Vivre chez soi quand on est vieux et dépendant

90% des nonagénaires et la moitié des 6000 centenaires français vivent toujours à leur domicile mais ils encourent des risques importants de chute, faute d’adaptation de leur logement. Plus de 6 000 personnes âgées décèdent chaque année des suites d’une chute à leur domicile. Selon le groupe Ciliopée qui est à l’origine du plan « vivre chez soi » dessiné en 2010, il est pourtant possible d’effectuer les adaptations les plus courantes pour un coût d’environ 3200 euros.
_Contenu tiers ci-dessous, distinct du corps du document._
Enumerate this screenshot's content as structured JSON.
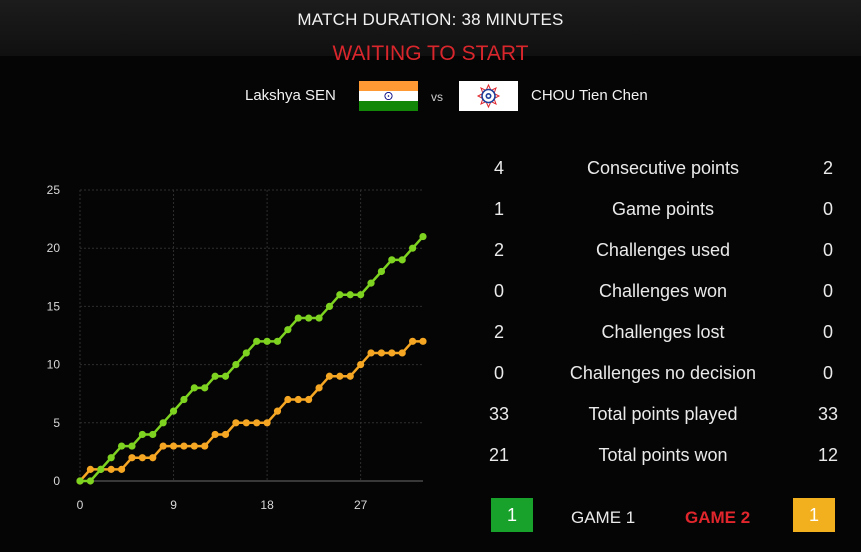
{
  "header": {
    "match_duration": "MATCH DURATION: 38 MINUTES",
    "status": "WAITING TO START"
  },
  "players": {
    "left": {
      "name": "Lakshya SEN",
      "flag": "india-flag-icon"
    },
    "vs": "vs",
    "right": {
      "name": "CHOU Tien Chen",
      "flag": "chinese-taipei-flag-icon"
    }
  },
  "stats": [
    {
      "left": "4",
      "label": "Consecutive points",
      "right": "2"
    },
    {
      "left": "1",
      "label": "Game points",
      "right": "0"
    },
    {
      "left": "2",
      "label": "Challenges used",
      "right": "0"
    },
    {
      "left": "0",
      "label": "Challenges won",
      "right": "0"
    },
    {
      "left": "2",
      "label": "Challenges lost",
      "right": "0"
    },
    {
      "left": "0",
      "label": "Challenges no decision",
      "right": "0"
    },
    {
      "left": "33",
      "label": "Total points played",
      "right": "33"
    },
    {
      "left": "21",
      "label": "Total points won",
      "right": "12"
    }
  ],
  "games": {
    "left_score": "1",
    "game1_label": "GAME 1",
    "game2_label": "GAME 2",
    "right_score": "1",
    "colors": {
      "left": "#18a12b",
      "right": "#f2b01e",
      "active": "#e0262c"
    }
  },
  "chart_data": {
    "type": "line",
    "xlim": [
      0,
      33
    ],
    "ylim": [
      0,
      25
    ],
    "x_ticks": [
      0,
      9,
      18,
      27
    ],
    "y_ticks": [
      0,
      5,
      10,
      15,
      20,
      25
    ],
    "grid": true,
    "x": [
      0,
      1,
      2,
      3,
      4,
      5,
      6,
      7,
      8,
      9,
      10,
      11,
      12,
      13,
      14,
      15,
      16,
      17,
      18,
      19,
      20,
      21,
      22,
      23,
      24,
      25,
      26,
      27,
      28,
      29,
      30,
      31,
      32,
      33
    ],
    "series": [
      {
        "color": "#7ed321",
        "values": [
          0,
          0,
          1,
          2,
          3,
          3,
          4,
          4,
          5,
          6,
          7,
          8,
          8,
          9,
          9,
          10,
          11,
          12,
          12,
          12,
          13,
          14,
          14,
          14,
          15,
          16,
          16,
          16,
          17,
          18,
          19,
          19,
          20,
          21
        ]
      },
      {
        "color": "#f5a623",
        "values": [
          0,
          1,
          1,
          1,
          1,
          2,
          2,
          2,
          3,
          3,
          3,
          3,
          3,
          4,
          4,
          5,
          5,
          5,
          5,
          6,
          7,
          7,
          7,
          8,
          9,
          9,
          9,
          10,
          11,
          11,
          11,
          11,
          12,
          12
        ]
      }
    ]
  }
}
Benoît Apparu, ministre du logement, évalue lui à 30% les plus de 65 ans qui habitent dans des logements non adaptés à leur situation de vie. Face au défi du vieillissement et de la perte d’autonomie, la politique de maintien à domicile se déploie mais certaines mesures ne sont pas de bon aloi. Ainsi en est-il des déductions fiscales pour les aides à domicile dont ne profitent pas les personnes âgées non imposables dépendantes d’aides extérieures.

Services à domicile : pour les gens aisés, pas pour les gens âgés

Si depuis 1991, les ménages peuvent déduire de leurs impôts la moitié des dépenses consacrées aux services à domicile, cette mesure laissait à l’écart les personnes âgées non imposables. Les 10 % de ménages les plus aisés profiteront alors à plein de cette aubaine. Alors, à partir de 2008, la mesure a été transformée en crédit d’impôt afin de l’étendre aux foyers qui ne paient l’impôt sur le revenu. En effet, la moitié des sommes dépensées sera reversée aux ménages employeurs, qu’ils s’acquittent de l’impôt sur le revenu ou non. Seulement voilà, l’INSEE fait observer que « cet avantage ne concerne que les ménages actifs, c’est-à-dire dont le ou les membres adultes sont en emploi, ou demandeurs d’emploi depuis au moins trois mois. Les retraités ne pourront pas bénéficier de cette mesure d’extension alors même qu’ils représentent près de 80 % des ménages utilisateurs non imposables. » (rapport pdf sur le site de l’Insee, page 158) Pour en bénéficier, il faut que tous les adultes du foyer soient actifs ! Cette aberration est contreproductive et nuit à la politique de maintien à domicile des personnes âgées.

La réforme du maintien à domicile suspendue

Les choses paraissent suspendues. Pourtant, en 2010, Nora Berra, alors secrétaire d’État chargée des Aînés, avait présenté les 18 propositions des six groupes de travail de la mission « Vivre chez soi ». Ce programme visait l’amélioration du cadre de vie des personnes âgées et comportait 8 mesures, faciliter l’accès aux technologies et aux services facilitant le maintien à domicile, en encourageant le développement d’une offre adaptée, modernisation des services à la personne. Tout semble bloqué en attendant l’annonce par le chef de l’Etat du démarrage de la réforme sur la dépendance. Annonce qui ne viendra sans doute pas avant l’élection présidentielle de 2012.

En attendant, Roselyne Bachelot a plus ou moins calmé les départements et associations en lâchant 50 millions pour l’aide à domicile pour 2012. Ce qui est d’ores et déjà jugé insuffisant.

La question de l’habitat dans les débats sur la dépendance

Les débats sur cette question avaient pourtant bien commencé. Et puis, l’Etat a laissé tomber la réforme de la dépendance. Reportée aux calendes grecques… Tant pis pour les familles ! Tant pis pour les asociations du secteur dont certaines sont en grandes difficultés voire en liquidation judiciaire (comme dans le Finistère) !

Quelles étaient les pistes dessinées ? Les groupes de réflexion sur la dépendance prônaient « l’obligation pour les communes et les intercommunalités de prendre en compte le vieillissement dans les documents locaux d’urbanisme » et le nécessaire développement d’habitats adaptés ou adaptables à la perte d’autonomie. Ainsi que l’accès à « une large gamme de modes de vie à domicile », par le développement de « formules intermédiaires » entre tout-domicile et établissement. Les députés et les experts en étaient au stade du brouillon et s’opposaient sur les solutions mais un consensus était trouvé sur les viagers HLM, qui auraient permis aux organismes d’acquérir des logements (dont une partie proche des centres-villes) et de les récupérer au décès des occupants, après que ceux-ci auront bénéficié de leur vivant de travaux de réaménagement financés par les bailleurs publics, ainsi que d’un complément de revenu liée à la vente en viager. La proposition est soumise au gouvernement par Muriel Boulmier en juin 2010. Depuis, rien.

Tout cela n’a plus cours. Aujourd’hui, la seule obsession de l’UMP est de rassurer les marchés, d’éviter la perte du « triple A » et le krach bancaire. Les vieux attendront.